This recipe delivers a double dose of heart-healthy unsaturated fats, from both salmon and avocado, plus 40% of your daily fiber goal. Smoked salmon is delightfully salty with a velvety smooth texture, making it a flavorful compliment to mellow avocado. Be sure to look for salmon that’s labeled “wild Alaskan.” That way you can be sure you’re getting sustainable seafood. Green peas add volume to the avocado spread, while keeping things fresh and crunchy. Toast all 8 slices of bread at once under the broiler, but watch closely to avoid burning. Turn bread and broil for an additional minute to crisp both sides.
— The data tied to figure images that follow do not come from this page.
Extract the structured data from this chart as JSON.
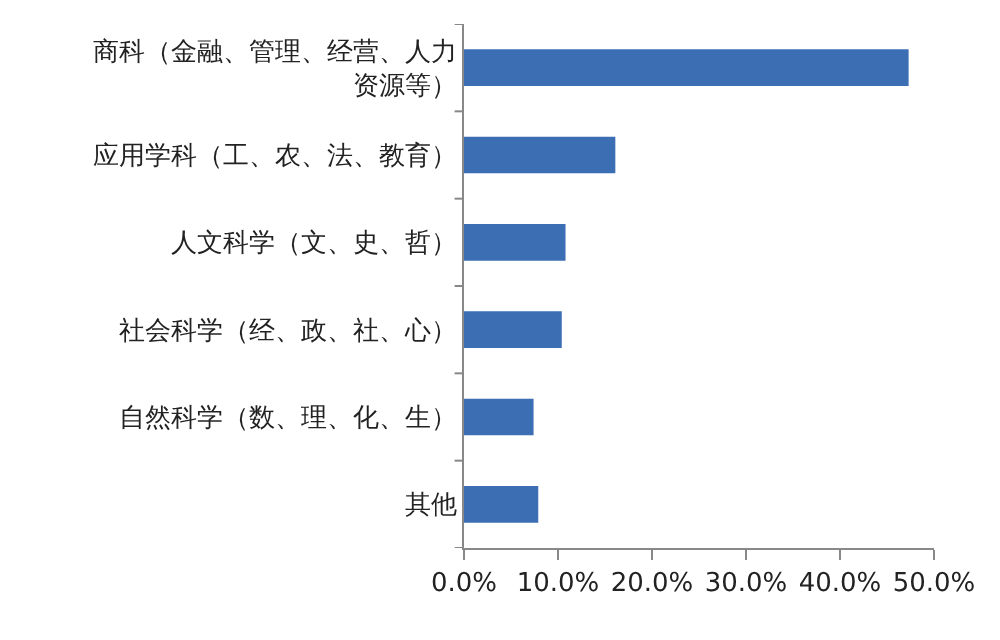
{
  "chart_data": {
    "type": "bar",
    "orientation": "horizontal",
    "categories": [
      "商科（金融、管理、经营、人力资源等）",
      "应用学科（工、农、法、教育）",
      "人文科学（文、史、哲）",
      "社会科学（经、政、社、心）",
      "自然科学（数、理、化、生）",
      "其他"
    ],
    "values": [
      47.3,
      16.1,
      10.8,
      10.4,
      7.4,
      7.9
    ],
    "color": "#3c6eb4",
    "xlim": [
      0,
      50
    ],
    "xticks": [
      {
        "value": 0,
        "label": "0.0%"
      },
      {
        "value": 10,
        "label": "10.0%"
      },
      {
        "value": 20,
        "label": "20.0%"
      },
      {
        "value": 30,
        "label": "30.0%"
      },
      {
        "value": 40,
        "label": "40.0%"
      },
      {
        "value": 50,
        "label": "50.0%"
      }
    ],
    "grid": false
  }
}
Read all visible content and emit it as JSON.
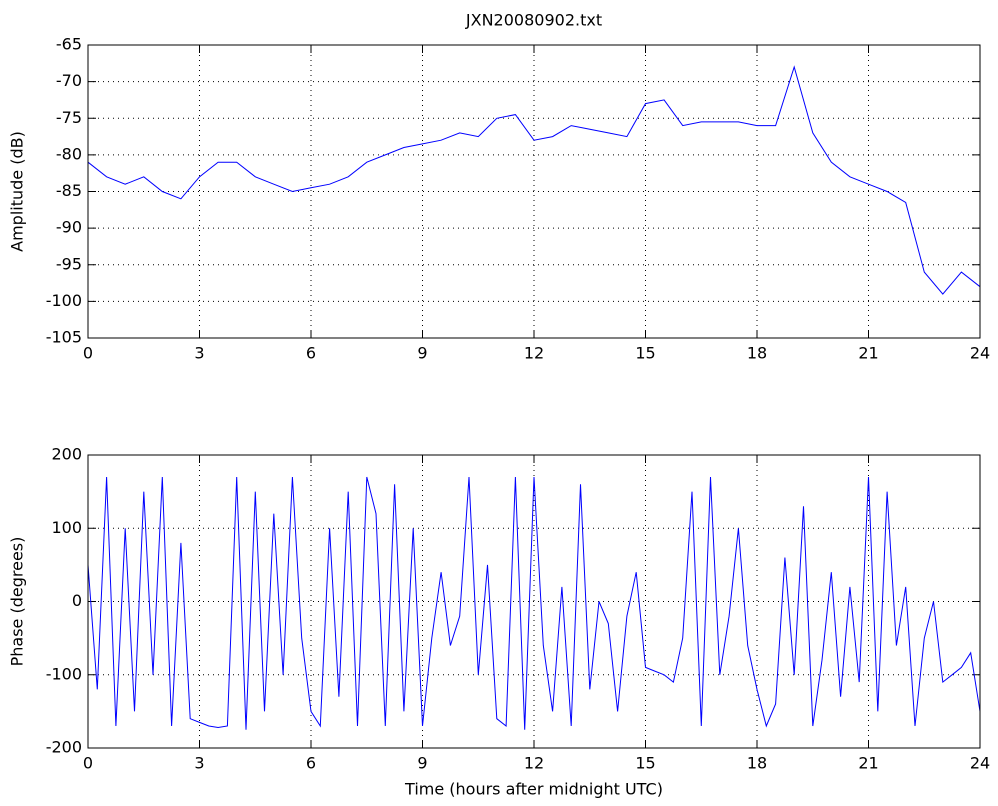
{
  "chart_data": [
    {
      "type": "line",
      "title": "JXN20080902.txt",
      "ylabel": "Amplitude (dB)",
      "x": [
        0,
        0.5,
        1,
        1.5,
        2,
        2.5,
        3,
        3.5,
        4,
        4.5,
        5,
        5.5,
        6,
        6.5,
        7,
        7.5,
        8,
        8.5,
        9,
        9.5,
        10,
        10.5,
        11,
        11.5,
        12,
        12.5,
        13,
        13.5,
        14,
        14.5,
        15,
        15.5,
        16,
        16.5,
        17,
        17.5,
        18,
        18.5,
        19,
        19.5,
        20,
        20.5,
        21,
        21.5,
        22,
        22.5,
        23,
        23.5,
        24
      ],
      "series": [
        {
          "color": "#0000ff",
          "values": [
            -81,
            -83,
            -84,
            -83,
            -85,
            -86,
            -83,
            -81,
            -81,
            -83,
            -84,
            -85,
            -84.5,
            -84,
            -83,
            -81,
            -80,
            -79,
            -78.5,
            -78,
            -77,
            -77.5,
            -75,
            -74.5,
            -78,
            -77.5,
            -76,
            -76.5,
            -77,
            -77.5,
            -73,
            -72.5,
            -76,
            -75.5,
            -75.5,
            -75.5,
            -76,
            -76,
            -68,
            -77,
            -81,
            -83,
            -84,
            -85,
            -86.5,
            -96,
            -99,
            -96,
            -98
          ]
        }
      ],
      "xlim": [
        0,
        24
      ],
      "xticks": [
        0,
        3,
        6,
        9,
        12,
        15,
        18,
        21,
        24
      ],
      "ylim": [
        -105,
        -65
      ],
      "yticks": [
        -105,
        -100,
        -95,
        -90,
        -85,
        -80,
        -75,
        -70,
        -65
      ],
      "grid": true
    },
    {
      "type": "line",
      "ylabel": "Phase (degrees)",
      "xlabel": "Time (hours after midnight UTC)",
      "x": [
        0,
        0.25,
        0.5,
        0.75,
        1,
        1.25,
        1.5,
        1.75,
        2,
        2.25,
        2.5,
        2.75,
        3,
        3.25,
        3.5,
        3.75,
        4,
        4.25,
        4.5,
        4.75,
        5,
        5.25,
        5.5,
        5.75,
        6,
        6.25,
        6.5,
        6.75,
        7,
        7.25,
        7.5,
        7.75,
        8,
        8.25,
        8.5,
        8.75,
        9,
        9.25,
        9.5,
        9.75,
        10,
        10.25,
        10.5,
        10.75,
        11,
        11.25,
        11.5,
        11.75,
        12,
        12.25,
        12.5,
        12.75,
        13,
        13.25,
        13.5,
        13.75,
        14,
        14.25,
        14.5,
        14.75,
        15,
        15.25,
        15.5,
        15.75,
        16,
        16.25,
        16.5,
        16.75,
        17,
        17.25,
        17.5,
        17.75,
        18,
        18.25,
        18.5,
        18.75,
        19,
        19.25,
        19.5,
        19.75,
        20,
        20.25,
        20.5,
        20.75,
        21,
        21.25,
        21.5,
        21.75,
        22,
        22.25,
        22.5,
        22.75,
        23,
        23.25,
        23.5,
        23.75,
        24
      ],
      "series": [
        {
          "color": "#0000ff",
          "values": [
            50,
            -120,
            170,
            -170,
            100,
            -150,
            150,
            -100,
            170,
            -170,
            80,
            -160,
            -165,
            -170,
            -172,
            -170,
            170,
            -175,
            150,
            -150,
            120,
            -100,
            170,
            -50,
            -150,
            -170,
            100,
            -130,
            150,
            -170,
            170,
            120,
            -170,
            160,
            -150,
            100,
            -170,
            -50,
            40,
            -60,
            -20,
            170,
            -100,
            50,
            -160,
            -170,
            170,
            -175,
            170,
            -60,
            -150,
            20,
            -170,
            160,
            -120,
            0,
            -30,
            -150,
            -20,
            40,
            -90,
            -95,
            -100,
            -110,
            -50,
            150,
            -170,
            170,
            -100,
            -20,
            100,
            -60,
            -120,
            -170,
            -140,
            60,
            -100,
            130,
            -170,
            -80,
            40,
            -130,
            20,
            -110,
            170,
            -150,
            150,
            -60,
            20,
            -170,
            -50,
            0,
            -110,
            -100,
            -90,
            -70,
            -150
          ]
        }
      ],
      "xlim": [
        0,
        24
      ],
      "xticks": [
        0,
        3,
        6,
        9,
        12,
        15,
        18,
        21,
        24
      ],
      "ylim": [
        -200,
        200
      ],
      "yticks": [
        -200,
        -100,
        0,
        100,
        200
      ],
      "grid": true
    }
  ]
}
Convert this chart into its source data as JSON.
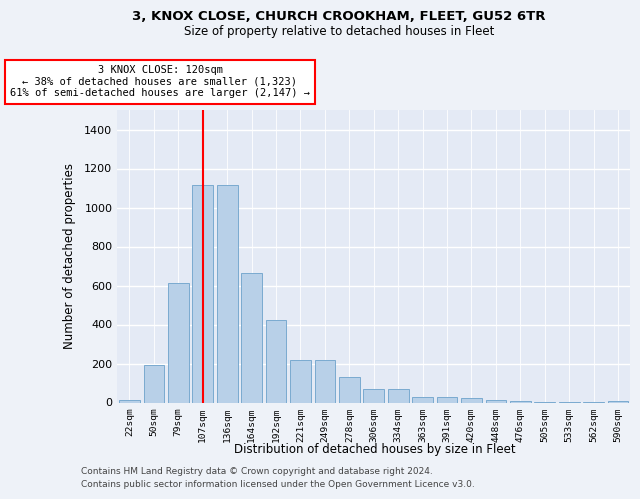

2 ripe avocados, peeled and seeded
3/4 cup frozen green peas, thawed
1 tablespoon fresh lemon juice
1 tablespoon chopped fresh mint
1/4 teaspoon kosher salt
1/4 teaspoon freshly ground black pepper
8 (1 1/2-oz.) whole-grain bread slices, toasted
8 thin smoked salmon slices (about 8 oz.)
1/3 cup very thinly sliced radishes (about 4 radishes)
1 tablespoon olive oil
Fresh mint leaves
Est. added sugars g
How to Make It
Place avocados and peas in a bowl. Using a fork, thoroughly mash. Add lemon juice, chopped mint, salt, and pepper; stir well.
Spread 1/4 cup avocado mixture on one side of each bread slice; top each with 1 smoked salmon slice. Arrange radish slices evenly over salmon slices; drizzle with olive oil. Garnish with fresh mint leaves.